Zu all diesen Untersuchungen folgen Tabellen über die Erwähnungen der Bischöfe in den königlichen Diplomen, ihre Teilnahme an den Konzilien sowie über ihre Herkunft und ihre Wahl (S. 231-248).

Als Arbeitsergebnis kann festgehalten werden, daß die Wurzeln der ottonischen Könige im Süden des Königreiches zur Zeit der letzten Karolinger zu suchen sind, denn gerade die süddeutschen Bischöfe beeinflußten maßgeblich die Reichskirchenideologie. Das Bistum Schwaben erscheint dabei weit intensiver Königskirche zu sein als Bayern, welches seinerseits die „herzögliche“ oder „nationale“ Kirchenverfassung weiterführt. Dieser Unterschied wird deutlich, wenn man die Übertragung öffentlicher Rechte an die Bischöfe beobachtet, die in Bayern erst richtig mit Otto II. beginnt, während sie in Schwaben bereits unter Otto I. praktiziert wurde. Auch die Lasten auf den Kirchen Bayerns sind geringer, gemessen an der Zahl der milites, die die Landeskirchen stellen mußten.

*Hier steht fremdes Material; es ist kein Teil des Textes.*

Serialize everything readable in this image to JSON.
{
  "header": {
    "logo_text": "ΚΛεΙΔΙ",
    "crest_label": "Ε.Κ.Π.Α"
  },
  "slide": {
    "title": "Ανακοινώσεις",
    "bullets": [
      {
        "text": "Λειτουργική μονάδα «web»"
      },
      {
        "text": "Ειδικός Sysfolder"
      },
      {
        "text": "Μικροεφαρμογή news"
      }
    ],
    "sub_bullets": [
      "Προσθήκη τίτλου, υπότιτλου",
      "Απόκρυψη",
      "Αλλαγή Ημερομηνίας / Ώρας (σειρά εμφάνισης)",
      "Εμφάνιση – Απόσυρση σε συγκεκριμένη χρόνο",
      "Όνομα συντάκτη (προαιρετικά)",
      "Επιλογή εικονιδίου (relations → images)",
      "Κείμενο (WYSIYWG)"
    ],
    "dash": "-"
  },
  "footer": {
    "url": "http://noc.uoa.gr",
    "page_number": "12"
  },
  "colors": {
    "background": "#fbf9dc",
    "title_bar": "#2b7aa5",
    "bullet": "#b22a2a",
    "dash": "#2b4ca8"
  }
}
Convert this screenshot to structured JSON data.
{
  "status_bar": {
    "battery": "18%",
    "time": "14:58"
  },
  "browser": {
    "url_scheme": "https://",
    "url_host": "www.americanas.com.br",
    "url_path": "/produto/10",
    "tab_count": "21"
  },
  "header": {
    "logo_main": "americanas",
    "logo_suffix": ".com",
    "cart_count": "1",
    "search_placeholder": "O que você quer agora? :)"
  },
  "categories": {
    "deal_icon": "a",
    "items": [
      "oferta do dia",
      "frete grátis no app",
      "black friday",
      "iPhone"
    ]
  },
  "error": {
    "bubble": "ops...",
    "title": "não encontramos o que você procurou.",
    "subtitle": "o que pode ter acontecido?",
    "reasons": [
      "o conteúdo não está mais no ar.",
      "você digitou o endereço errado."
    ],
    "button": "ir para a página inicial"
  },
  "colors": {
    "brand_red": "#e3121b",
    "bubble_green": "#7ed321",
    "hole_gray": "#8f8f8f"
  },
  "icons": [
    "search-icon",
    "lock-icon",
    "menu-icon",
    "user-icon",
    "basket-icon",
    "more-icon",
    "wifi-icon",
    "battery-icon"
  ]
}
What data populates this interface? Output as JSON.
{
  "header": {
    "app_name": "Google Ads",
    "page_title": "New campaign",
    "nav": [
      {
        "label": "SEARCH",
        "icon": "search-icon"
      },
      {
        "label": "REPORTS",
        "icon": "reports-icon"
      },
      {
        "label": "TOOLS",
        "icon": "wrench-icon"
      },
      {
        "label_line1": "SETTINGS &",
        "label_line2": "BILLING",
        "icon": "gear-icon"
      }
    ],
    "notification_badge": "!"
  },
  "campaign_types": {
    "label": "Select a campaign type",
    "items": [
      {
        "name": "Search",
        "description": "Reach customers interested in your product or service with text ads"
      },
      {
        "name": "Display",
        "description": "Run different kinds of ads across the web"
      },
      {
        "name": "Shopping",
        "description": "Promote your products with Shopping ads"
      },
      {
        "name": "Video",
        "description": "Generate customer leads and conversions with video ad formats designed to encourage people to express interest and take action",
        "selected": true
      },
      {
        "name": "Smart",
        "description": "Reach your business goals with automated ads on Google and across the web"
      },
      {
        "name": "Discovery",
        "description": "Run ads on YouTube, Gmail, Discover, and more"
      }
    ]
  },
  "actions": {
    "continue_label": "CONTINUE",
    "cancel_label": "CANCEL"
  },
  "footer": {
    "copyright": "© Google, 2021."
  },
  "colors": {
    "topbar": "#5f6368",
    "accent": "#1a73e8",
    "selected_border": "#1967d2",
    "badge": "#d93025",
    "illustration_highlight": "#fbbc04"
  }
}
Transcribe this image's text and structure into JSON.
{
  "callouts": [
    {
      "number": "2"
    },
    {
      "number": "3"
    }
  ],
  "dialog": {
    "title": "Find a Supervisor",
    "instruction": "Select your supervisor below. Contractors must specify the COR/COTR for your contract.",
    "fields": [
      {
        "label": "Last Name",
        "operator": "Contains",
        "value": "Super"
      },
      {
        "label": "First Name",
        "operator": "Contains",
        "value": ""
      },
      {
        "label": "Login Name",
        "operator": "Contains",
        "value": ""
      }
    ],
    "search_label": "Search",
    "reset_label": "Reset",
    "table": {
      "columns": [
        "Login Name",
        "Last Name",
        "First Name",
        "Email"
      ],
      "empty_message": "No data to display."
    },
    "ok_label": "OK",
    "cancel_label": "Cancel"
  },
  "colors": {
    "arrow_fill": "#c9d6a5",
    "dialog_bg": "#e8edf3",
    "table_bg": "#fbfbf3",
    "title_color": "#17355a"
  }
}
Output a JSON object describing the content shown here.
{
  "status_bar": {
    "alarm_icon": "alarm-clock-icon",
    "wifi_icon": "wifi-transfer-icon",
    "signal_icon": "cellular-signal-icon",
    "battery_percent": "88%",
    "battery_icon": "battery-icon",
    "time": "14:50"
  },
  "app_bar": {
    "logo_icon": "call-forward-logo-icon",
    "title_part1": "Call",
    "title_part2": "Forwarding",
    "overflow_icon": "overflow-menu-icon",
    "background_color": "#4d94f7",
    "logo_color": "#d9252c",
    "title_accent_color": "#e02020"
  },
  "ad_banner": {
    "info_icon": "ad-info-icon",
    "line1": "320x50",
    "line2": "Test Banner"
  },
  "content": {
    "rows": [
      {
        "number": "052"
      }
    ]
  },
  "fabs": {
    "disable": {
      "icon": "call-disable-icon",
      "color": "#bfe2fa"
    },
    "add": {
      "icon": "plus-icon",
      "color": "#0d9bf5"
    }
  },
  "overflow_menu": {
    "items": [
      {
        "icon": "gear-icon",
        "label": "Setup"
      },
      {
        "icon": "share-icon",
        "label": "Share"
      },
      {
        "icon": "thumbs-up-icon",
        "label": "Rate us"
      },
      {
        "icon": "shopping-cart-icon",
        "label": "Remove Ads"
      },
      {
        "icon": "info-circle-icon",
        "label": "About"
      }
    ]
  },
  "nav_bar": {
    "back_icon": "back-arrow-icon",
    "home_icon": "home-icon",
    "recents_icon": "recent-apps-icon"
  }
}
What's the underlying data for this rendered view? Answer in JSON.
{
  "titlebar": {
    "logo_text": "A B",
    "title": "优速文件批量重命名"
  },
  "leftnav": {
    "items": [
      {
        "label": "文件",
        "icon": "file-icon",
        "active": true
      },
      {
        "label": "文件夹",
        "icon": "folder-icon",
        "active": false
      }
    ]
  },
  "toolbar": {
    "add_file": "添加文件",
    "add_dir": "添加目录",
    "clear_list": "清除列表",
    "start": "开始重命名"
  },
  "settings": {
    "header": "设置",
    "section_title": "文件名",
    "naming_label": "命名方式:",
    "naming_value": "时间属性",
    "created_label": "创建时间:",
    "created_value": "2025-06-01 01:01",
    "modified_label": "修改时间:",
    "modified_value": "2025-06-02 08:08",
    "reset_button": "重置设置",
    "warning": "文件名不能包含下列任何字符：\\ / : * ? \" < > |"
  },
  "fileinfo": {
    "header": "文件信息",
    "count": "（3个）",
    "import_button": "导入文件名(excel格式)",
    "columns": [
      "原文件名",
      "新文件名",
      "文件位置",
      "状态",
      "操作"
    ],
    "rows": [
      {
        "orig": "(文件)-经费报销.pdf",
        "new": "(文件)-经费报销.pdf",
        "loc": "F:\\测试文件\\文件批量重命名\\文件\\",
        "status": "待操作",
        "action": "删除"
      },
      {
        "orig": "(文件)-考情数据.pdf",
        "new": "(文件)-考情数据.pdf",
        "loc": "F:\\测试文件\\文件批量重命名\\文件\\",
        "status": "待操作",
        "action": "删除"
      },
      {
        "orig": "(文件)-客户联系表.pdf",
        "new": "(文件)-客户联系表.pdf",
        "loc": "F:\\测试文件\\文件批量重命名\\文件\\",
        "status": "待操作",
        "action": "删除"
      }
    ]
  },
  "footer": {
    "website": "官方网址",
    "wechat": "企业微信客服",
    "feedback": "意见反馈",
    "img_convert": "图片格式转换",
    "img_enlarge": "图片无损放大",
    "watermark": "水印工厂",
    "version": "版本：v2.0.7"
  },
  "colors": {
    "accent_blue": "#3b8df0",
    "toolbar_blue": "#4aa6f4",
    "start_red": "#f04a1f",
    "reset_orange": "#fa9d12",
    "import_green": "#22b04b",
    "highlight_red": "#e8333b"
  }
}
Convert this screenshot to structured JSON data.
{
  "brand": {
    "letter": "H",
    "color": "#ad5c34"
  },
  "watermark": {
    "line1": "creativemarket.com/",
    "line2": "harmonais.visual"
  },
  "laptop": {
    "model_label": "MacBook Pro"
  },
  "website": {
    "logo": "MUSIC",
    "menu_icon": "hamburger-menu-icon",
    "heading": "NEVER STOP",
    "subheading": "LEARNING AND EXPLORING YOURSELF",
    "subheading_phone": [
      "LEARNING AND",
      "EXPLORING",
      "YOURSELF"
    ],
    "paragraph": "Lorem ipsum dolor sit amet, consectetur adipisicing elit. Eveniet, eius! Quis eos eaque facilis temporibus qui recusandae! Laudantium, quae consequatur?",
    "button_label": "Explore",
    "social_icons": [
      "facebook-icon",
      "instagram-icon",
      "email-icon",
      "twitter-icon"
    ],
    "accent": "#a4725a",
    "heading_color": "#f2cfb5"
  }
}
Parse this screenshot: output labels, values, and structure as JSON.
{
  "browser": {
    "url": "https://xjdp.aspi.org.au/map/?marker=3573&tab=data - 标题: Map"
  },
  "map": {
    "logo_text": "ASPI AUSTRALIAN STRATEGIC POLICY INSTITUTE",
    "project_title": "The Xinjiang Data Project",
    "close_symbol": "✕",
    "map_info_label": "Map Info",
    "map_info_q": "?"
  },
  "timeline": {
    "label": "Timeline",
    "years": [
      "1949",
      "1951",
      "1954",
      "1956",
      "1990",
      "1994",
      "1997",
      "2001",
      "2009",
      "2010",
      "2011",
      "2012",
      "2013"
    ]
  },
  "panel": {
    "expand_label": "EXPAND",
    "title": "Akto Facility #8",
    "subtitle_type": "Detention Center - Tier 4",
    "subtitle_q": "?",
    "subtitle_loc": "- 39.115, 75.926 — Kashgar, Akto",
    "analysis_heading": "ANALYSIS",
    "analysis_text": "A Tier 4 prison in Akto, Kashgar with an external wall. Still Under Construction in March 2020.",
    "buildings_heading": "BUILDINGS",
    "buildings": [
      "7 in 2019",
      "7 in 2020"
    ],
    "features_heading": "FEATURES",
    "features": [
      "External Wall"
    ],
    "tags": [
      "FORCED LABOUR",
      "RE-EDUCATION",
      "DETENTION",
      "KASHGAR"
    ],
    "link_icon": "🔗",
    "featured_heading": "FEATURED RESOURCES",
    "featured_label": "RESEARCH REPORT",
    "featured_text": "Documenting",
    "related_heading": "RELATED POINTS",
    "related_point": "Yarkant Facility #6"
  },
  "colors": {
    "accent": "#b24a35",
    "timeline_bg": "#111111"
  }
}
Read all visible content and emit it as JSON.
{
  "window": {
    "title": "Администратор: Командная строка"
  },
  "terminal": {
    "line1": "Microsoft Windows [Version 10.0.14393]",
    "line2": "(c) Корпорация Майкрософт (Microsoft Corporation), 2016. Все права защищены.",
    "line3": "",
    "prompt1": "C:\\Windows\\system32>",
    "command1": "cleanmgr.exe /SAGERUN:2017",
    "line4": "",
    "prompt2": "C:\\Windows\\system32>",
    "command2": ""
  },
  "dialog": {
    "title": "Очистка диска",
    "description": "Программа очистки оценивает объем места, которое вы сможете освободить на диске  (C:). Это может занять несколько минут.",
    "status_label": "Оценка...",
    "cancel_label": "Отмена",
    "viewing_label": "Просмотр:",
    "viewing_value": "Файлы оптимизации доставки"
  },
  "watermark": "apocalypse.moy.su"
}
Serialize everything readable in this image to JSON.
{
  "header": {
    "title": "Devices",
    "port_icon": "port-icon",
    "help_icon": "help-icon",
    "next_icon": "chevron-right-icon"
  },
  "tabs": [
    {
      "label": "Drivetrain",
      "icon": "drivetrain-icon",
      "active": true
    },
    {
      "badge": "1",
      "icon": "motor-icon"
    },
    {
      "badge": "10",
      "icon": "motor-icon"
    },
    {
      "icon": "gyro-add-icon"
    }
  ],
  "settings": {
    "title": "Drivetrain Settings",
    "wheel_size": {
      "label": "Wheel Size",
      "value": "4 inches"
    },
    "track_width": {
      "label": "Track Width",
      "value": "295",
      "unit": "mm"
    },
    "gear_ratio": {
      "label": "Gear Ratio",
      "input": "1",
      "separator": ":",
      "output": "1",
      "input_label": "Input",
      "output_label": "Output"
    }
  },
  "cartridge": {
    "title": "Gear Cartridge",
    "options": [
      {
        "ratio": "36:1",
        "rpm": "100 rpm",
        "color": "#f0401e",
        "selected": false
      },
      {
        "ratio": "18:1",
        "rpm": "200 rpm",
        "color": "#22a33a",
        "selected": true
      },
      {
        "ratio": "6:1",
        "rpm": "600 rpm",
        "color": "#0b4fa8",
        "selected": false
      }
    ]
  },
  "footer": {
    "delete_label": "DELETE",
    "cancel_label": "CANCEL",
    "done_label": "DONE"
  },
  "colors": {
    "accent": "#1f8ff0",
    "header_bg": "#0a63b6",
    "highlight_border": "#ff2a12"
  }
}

Frau Bührer-Thierry gibt zwei wichtige, aus vorliegender Studie erwachsende Anstöße für die zukünftige Forschung, nämlich die Zusammenhänge zwischen den Bischöfen und Bistümern von Bayern, Sachsen und Böhmen vor der Gründung des Bistums Prag im Jahre 973 sowie deren Beziehungen zu den Klöstern und Abteien, um zu erkunden, wie Bischöfe diese einerseits ausbeuten, doch andererseits mit Gütern bedenken bzw. reformieren wollten.

 

Saarbrücken                                                                                                  Thomas Gergen



[1] Hans-Werner Goetz, „Der letzte ,Karolinger’“? Die Regierung Konrads I. im Spiegel seiner Urkunden“, Archiv für Diplomatik 26 (1980), S. 56-125.

[2] So schon Horst Fuhrmann, „Die Synode von Hohenaltheim (916) quellenkundlich betrachtet“, Deutsches Archiv 43 (1987), S. 453.

[3] Olivier Guyotjeannin, Bibliothèque de l´École des Chartes B.É.C. 1998, S. 624-625.